国は、生活保護費のうち食費や光熱費に当たる生活扶助部分の基準を引き下げて、昨年8月から2015年4月にかけて3段階で670億円分削減する方針。
厚生労働省によると、引き下げに対する受給者から行政への不服申し立ては1月末で1万3千件近くに達する。
新年度には、申し立てを棄却された受給者の一部が集団訴訟を起こす方向で、支援団体などが呼びかけており、全国的な集団訴訟に発展する見込み。
訴状では、引き下げによって、原告らは食事の回数を減らしたり、暖房もつけずに布団にくるまって過ごしたりするようになり、憲法25条が保障する「健康で文化的な最低限度の生活」が送れなくなったと主張。
また、国がデフレなどを理由に生活保護費の削減を決めたのは、専門家の意見を踏まえず、根拠とした指数も、低所得世帯が支出する割合が少ない家電製品の価格の影響が強く表れる数字を採用しており、厚労相の裁量権の逸脱・乱用で、手続きも違憲だと主張している。

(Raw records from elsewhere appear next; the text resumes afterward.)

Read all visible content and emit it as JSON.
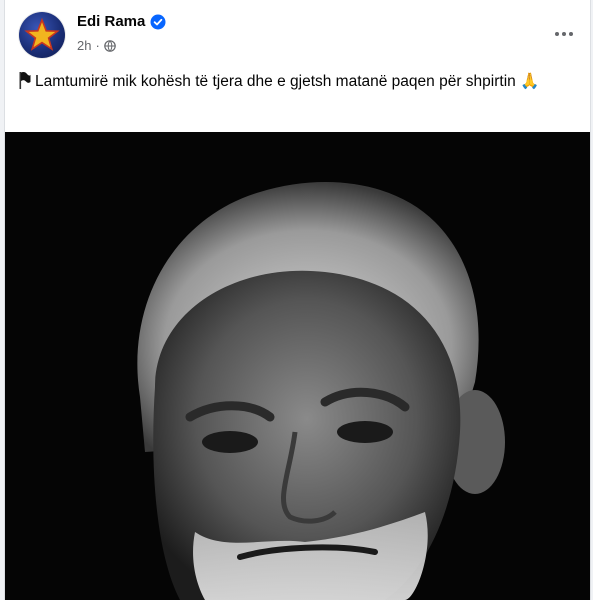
{
  "post": {
    "author": "Edi Rama",
    "time": "2h",
    "separator": "·",
    "caption_text": "Lamtumirë mik kohësh të tjera dhe e gjetsh matanë paqen për shpirtin",
    "caption_emoji": "🙏",
    "icons": {
      "avatar": "star-avatar",
      "verified": "verified-badge-icon",
      "privacy": "globe-icon",
      "more": "more-options-icon",
      "flag": "black-flag-icon"
    }
  },
  "colors": {
    "verified_blue": "#0866ff",
    "text_primary": "#050505",
    "text_secondary": "#65676b"
  }
}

原告の有田町の松木隆照(たかあき)さん(51)は、減額決定に先立つ昨年7月、県に不服審査を請求。
残る13人も9月に請求したが、いずれも棄却された。
松木さんの提訴期限が3月初めに迫ったことから、佐賀の受給者が全国に先行して提訴した。
厚労省は「生活保護基準の見直しは、必要な適正化を図ったものであり、問題はないと考えている」とのコメントを出した。」
法テラスの代理援助を利用して、弁護士が代理人となって提訴、ということなのでしょうね。
このような集団事件の場合の着手金は、通常の場合より低額ですが、それでも、原告1人あたりの着手金が千円単位になるとは思えません。
仮に1万円とすると、1万3000人で1億3000万円ということになります。
しかも、生活保護受給者の場合、裁判中は取り敢えず法テラスに返さなくて良い(償還猶予)、勝訴したとすればその中から償還すれば良い、敗訴したとしてもその時点でなお生活保護受給者であれば全く法テラスに返さなくて良い(償還免除)、ということになっています。
提訴しなくても、提訴して敗訴しても、現状維持は変わらず、提訴して勝訴すれば+α、提訴しない理由はないということになります。